I did one last thing before I left the farm that day. From under my bed, I had taken out my old junior high sketchbook with all the dirty pictures in it that I’d made back then, my thirteen-year-old’s attempts at portraying the mechanics of all the other wild and forbidden combinations of male and female bodies that I’d thought up and put on paper when I was young. My thrilling early attempts at pornography.
All these years, the notebook had remained under my bed, buried in the stack of 4-H Club magazines and old issues of National Geographic. Now I carr
ied it downstairs. I set the notebook on the kitchen table, next to the Bible my mother read every morning with her coffee.

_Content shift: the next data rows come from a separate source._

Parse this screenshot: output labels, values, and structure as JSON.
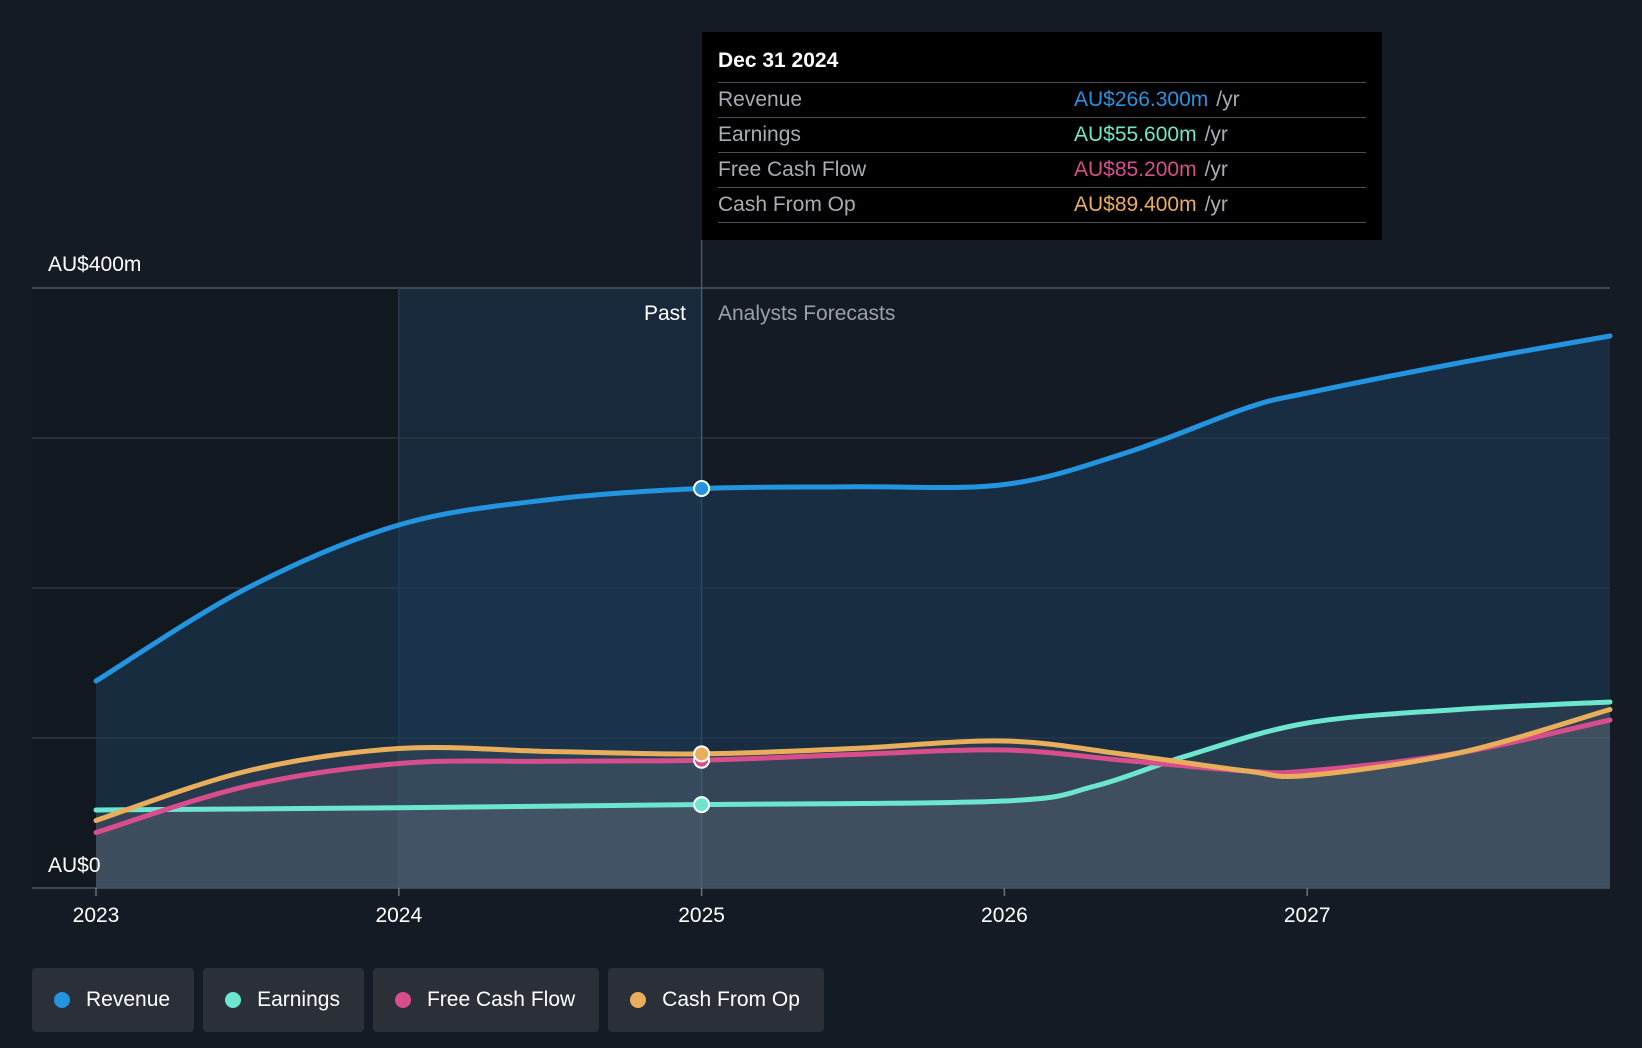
{
  "tooltip": {
    "date": "Dec 31 2024",
    "unit": "/yr",
    "rows": [
      {
        "name": "Revenue",
        "value": "AU$266.300m",
        "color": "#2394df"
      },
      {
        "name": "Earnings",
        "value": "AU$55.600m",
        "color": "#6ce6cf"
      },
      {
        "name": "Free Cash Flow",
        "value": "AU$85.200m",
        "color": "#d84e8c"
      },
      {
        "name": "Cash From Op",
        "value": "AU$89.400m",
        "color": "#e8ae5c"
      }
    ]
  },
  "regions": {
    "past": "Past",
    "forecast": "Analysts Forecasts"
  },
  "legend": [
    {
      "label": "Revenue",
      "color": "#2394df"
    },
    {
      "label": "Earnings",
      "color": "#6ce6cf"
    },
    {
      "label": "Free Cash Flow",
      "color": "#d84e8c"
    },
    {
      "label": "Cash From Op",
      "color": "#e8ae5c"
    }
  ],
  "chart_data": {
    "type": "line",
    "ylim": [
      0,
      400
    ],
    "y_tick_labels": [
      "AU$0",
      "AU$400m"
    ],
    "x_ticks": [
      2023,
      2024,
      2025,
      2026,
      2027
    ],
    "x_tick_labels": [
      "2023",
      "2024",
      "2025",
      "2026",
      "2027"
    ],
    "xlim": [
      2023,
      2028.0
    ],
    "past_end": 2025,
    "grid": true,
    "legend_position": "bottom",
    "series": [
      {
        "name": "Revenue",
        "color": "#2394df",
        "x": [
          2023,
          2023.5,
          2024,
          2024.5,
          2025,
          2025.5,
          2026,
          2026.4,
          2026.8,
          2027,
          2027.5,
          2028.0
        ],
        "y": [
          138,
          200,
          242,
          259,
          266.3,
          267.5,
          269,
          290,
          320,
          330,
          350,
          368
        ]
      },
      {
        "name": "Earnings",
        "color": "#6ce6cf",
        "x": [
          2023,
          2024,
          2025,
          2026,
          2026.3,
          2026.6,
          2027,
          2027.5,
          2028.0
        ],
        "y": [
          52,
          53.5,
          55.6,
          58,
          68,
          88,
          110,
          119,
          124
        ]
      },
      {
        "name": "Free Cash Flow",
        "color": "#d84e8c",
        "x": [
          2023,
          2023.5,
          2024,
          2024.5,
          2025,
          2025.5,
          2026,
          2026.4,
          2026.8,
          2027,
          2027.5,
          2028.0
        ],
        "y": [
          37,
          68,
          83,
          84.5,
          85.2,
          89,
          92,
          85,
          78,
          78,
          90,
          112
        ]
      },
      {
        "name": "Cash From Op",
        "color": "#e8ae5c",
        "x": [
          2023,
          2023.5,
          2024,
          2024.5,
          2025,
          2025.5,
          2026,
          2026.4,
          2026.8,
          2027,
          2027.5,
          2028.0
        ],
        "y": [
          45,
          78,
          93,
          91,
          89.4,
          93,
          98,
          89,
          78,
          75,
          90,
          119
        ]
      }
    ]
  }
}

No need to leave a note. She’d recognize the artist.
Dana
The Closest Thing to Heaven
THE TIMES CLARICE and I spent in each other’s company on our little goat farm in southern Maine were the closest thing to heaven I had ever known. She wasn’t much of a gardener. Nobody could be who cared that much about her fingernails. But she loved picking bouquets of flowers for our selfserve flower stand out by the road, and gathering eggs, and taking her horse Jester out on the trails behind our house.
We set up a chaise lounge for her in the shade, where she would stretch out, reading papers or preparing a lecture, while I worked in the strawberry beds or hauled goat milk in to the separator. Sometimes she’d come out to where I was working, with a glass of lemonade for me, or I’d take her something to look at—a bug I’d found, a piece of old china my hoeing had turned over in an area that must have long ago served as the dump for Fletcher Simpson’s ancestors.
As a scientist, I kept meticulous notes on the strawberry propagation project—rainfall; number of blossoms per plant, and sweetness and color of berry measured on a scale from one to ten. For this, I enlisted the help of Clarice, to whom I presented my plates of test berries—each one labeled with a code number—for the purpose of determining which were the best plants to focus on for propagation of our new strain. I liked to sit at Clarice’s feet while she placed each berry in her mouth, one at a time. I’d study her face as she sucked in the juice—the exaggerated expressions she’d make if a particular berry seemed to her worthy of particular merit.
“Oh my God, oh my God, oh my God,” she would pant, or moan, as if the experience of taking this morsel of fruit were capable of inspiring nothing less than orgasm.